Foto de jogadora gera abusos e sexismo na internet

Tayla Harris foi fotografada com uma perna esticada e isso deu azo a comentários depreciativos. Ela chamou "animais" a quem os escreveu, o primeiro-ministro australiano disse que são "vermes cobardes"

É uma fotografia de uma jogadora de futebol australiano, a saltar de perna esticada para chegar à bola, mas muitos internautas preferiram ver na imagem um motivo para fazer comentários depreciativos e de ordem sexual. Ao ponto de a visada considerar que configuram "abuso sexual".

Tayla Harris, de 21 anos, que joga no Carlton Blue, da Liga Feminina de Futebol Australiano (AFLW), tem sido vítima de comentários abusivos desde que a Seven Network publicou a imagem. De tal forma que a cadeia de televisão decidiu retirar a foto. No entanto, acabou por republicá-la e deu a sua justificação: "Pedimos desculpa. Ao retirar a foto demos uma mensagem errada. Muitos comentários eram inadmissíveis e estamos a trabalhar seriamente para proibir os trolls nas nossas páginas. A nossa intenção era destacar a incrível atuação de Tayla Harris e continuaremos a celebrar o futebol feminino", escreve a televisão australiana.

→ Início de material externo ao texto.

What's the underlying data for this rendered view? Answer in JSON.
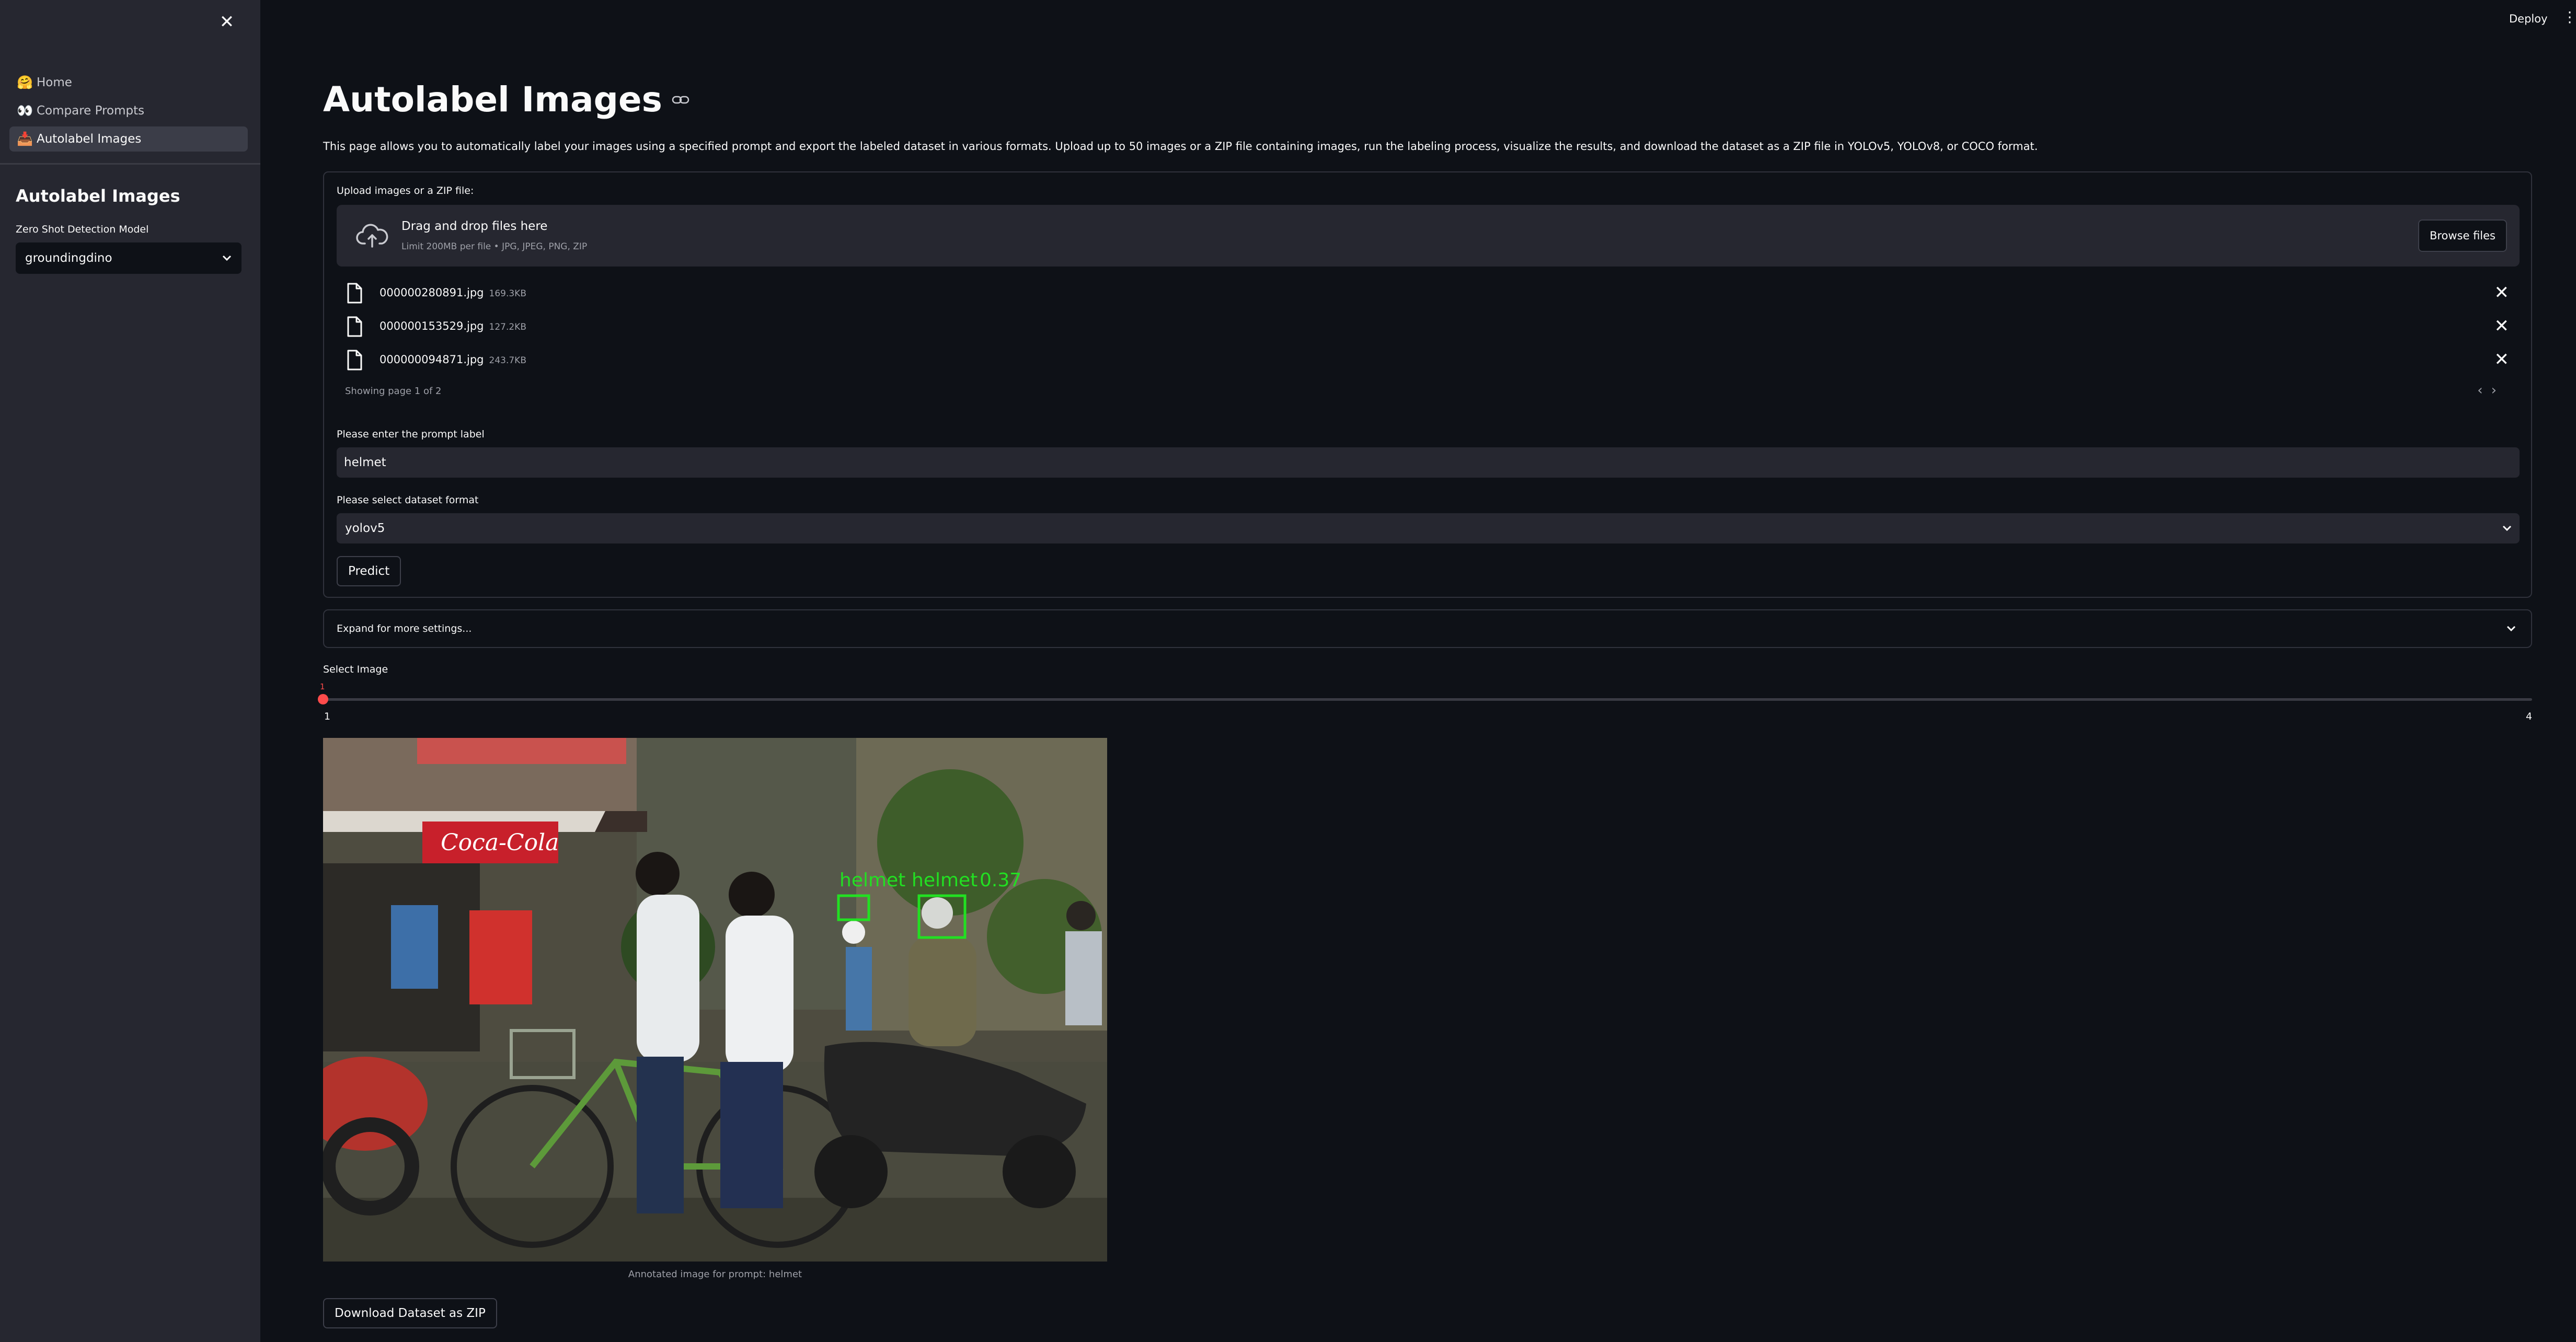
{
  "sidebar": {
    "close_symbol": "✕",
    "nav": [
      {
        "emoji": "🤗",
        "label": "Home",
        "active": false
      },
      {
        "emoji": "👀",
        "label": "Compare Prompts",
        "active": false
      },
      {
        "emoji": "📥",
        "label": "Autolabel Images",
        "active": true
      }
    ],
    "title": "Autolabel Images",
    "model_label": "Zero Shot Detection Model",
    "model_value": "groundingdino"
  },
  "header": {
    "deploy": "Deploy",
    "menu_symbol": "⋮"
  },
  "main": {
    "title": "Autolabel Images",
    "link_symbol": "⛓",
    "description": "This page allows you to automatically label your images using a specified prompt and export the labeled dataset in various formats. Upload up to 50 images or a ZIP file containing images, run the labeling process, visualize the results, and download the dataset as a ZIP file in YOLOv5, YOLOv8, or COCO format.",
    "uploader": {
      "label": "Upload images or a ZIP file:",
      "drop_text": "Drag and drop files here",
      "limit_text": "Limit 200MB per file • JPG, JPEG, PNG, ZIP",
      "browse_label": "Browse files",
      "files": [
        {
          "name": "000000280891.jpg",
          "size": "169.3KB"
        },
        {
          "name": "000000153529.jpg",
          "size": "127.2KB"
        },
        {
          "name": "000000094871.jpg",
          "size": "243.7KB"
        }
      ],
      "remove_symbol": "✕",
      "page_info": "Showing page 1 of 2",
      "prev_symbol": "‹",
      "next_symbol": "›"
    },
    "prompt": {
      "label": "Please enter the prompt label",
      "value": "helmet"
    },
    "format": {
      "label": "Please select dataset format",
      "value": "yolov5"
    },
    "predict_label": "Predict",
    "expander_label": "Expand for more settings...",
    "slider": {
      "label": "Select Image",
      "min": 1,
      "max": 4,
      "value": 1
    },
    "image": {
      "detections": [
        {
          "label": "helmet",
          "score": "0.37"
        },
        {
          "label": "helmet",
          "score": ""
        }
      ],
      "sign_text": "Coca-Cola",
      "box_color": "#22e022"
    },
    "caption": "Annotated image for prompt: helmet",
    "download_label": "Download Dataset as ZIP"
  },
  "colors": {
    "background": "#0e1117",
    "sidebar": "#262730",
    "accent": "#ff4b4b",
    "text": "#fafafa"
  }
}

No meio da polémica, Tayla decidiu publicar a foto nas suas contas nas redes sociais e de mostrar o seu desagrado pelos posts sexistas. "Aqui uma foto minha a trabalhar. Pensem antes de publicar um comentário depreciativo, animais", comentou no Twitter. "A minha perna está bem, mas os comentários depreciativos e sexistas não."

A futebolista disse ainda que não pretende apresentar queixa na polícia, mas que os agressores devem pensar duas vezes antes de escrever certo tipo de comentários "Acho bem que comentem e critiquem o meu jogo... mas estes insultos são impróprios e a minha família vai lê-los."

O buzz gerado pela publicação da fotografia foi de tal forma que até o primeiro-ministro australiano decidiu intervir, chamando "vermes cobardes" aos autores dos insultos. "Acho que são larvas cobardes, que precisam de se acordar. Representam um tipo de ódio que os diminui como pessoas. Não devemos dar-lhes nada e tratá-los como as larvas que são", disse Scott Morrison.